1. A heat source side circuit in which a compressor, intermediate heat exchanger, expansion device, and heat source side heat exchanger are sequentially connected in a ring shape by refrigerant piping, An outdoor fan that blows air to the heat source side heat exchanger, A user-side circuit in which a transfer pump for transporting a heat transfer medium, the intermediate heat exchanger, and the user-side heat exchanger are sequentially connected in a ring shape by heat transfer medium piping, An electrical box comprising a control board and power supply components for controlling the operation of the compressor, the expansion device, and the outdoor fan, Equipped with, The aforementioned heat source circuit is filled with a flammable refrigerant. The aforementioned user-side circuit is sealed with the heat transfer medium. The flammable refrigerant and the heat transfer medium flow through the aforementioned intermediate heat exchanger. The heat transfer piping is equipped with a gas release device consisting of at least an air vent valve or a pressure relief valve. The gas discharge device and the intermediate heat exchanger are housed in space C. The space C and the electrical box are separated by at least one partition wall. The aforementioned partition wall comprises a first partition wall, a second partition wall, and a third partition wall. The housing of the electrical equipment box is used as the first partition wall. The space A in which the compressor is installed and the space B in which the electrical box and the outdoor fan are located are separated by the second partition wall. The space A and the space C are separated by the third partition wall. The electrical box and the space C are separated by the first partition, the second partition, and the third partition. A heat transfer medium circulation device characterized by the following features.

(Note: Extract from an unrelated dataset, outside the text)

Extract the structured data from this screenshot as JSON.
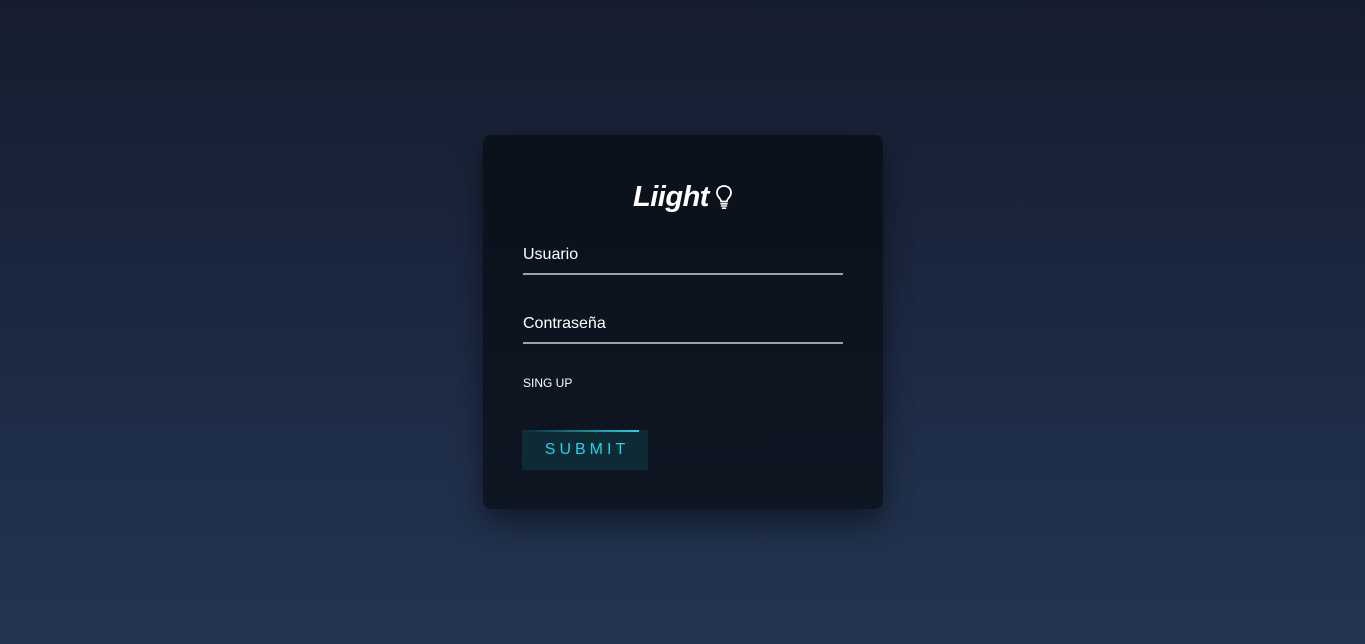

2. The aforementioned electrical box is positioned above in the space B. The space C is located below the space A. The heat transfer medium circulation device according to feature 1.

3. The spaces A, B, and C are formed in the outdoor unit. The space C has a vent that introduces air from outside the outdoor unit and discharges the air inside the space C to the outside of the outdoor unit. The aforementioned vent does not connect space C and space A, nor does it connect space C and space B. The heat transfer medium circulation device according to feature 1.

4. The spaces A, B, and C are formed in the outdoor unit. The gas release device has a connecting pipe for releasing gas, The connecting pipe releases the gas outside the outdoor unit without passing through spaces A and B. The heat transfer medium circulation device according to feature 1.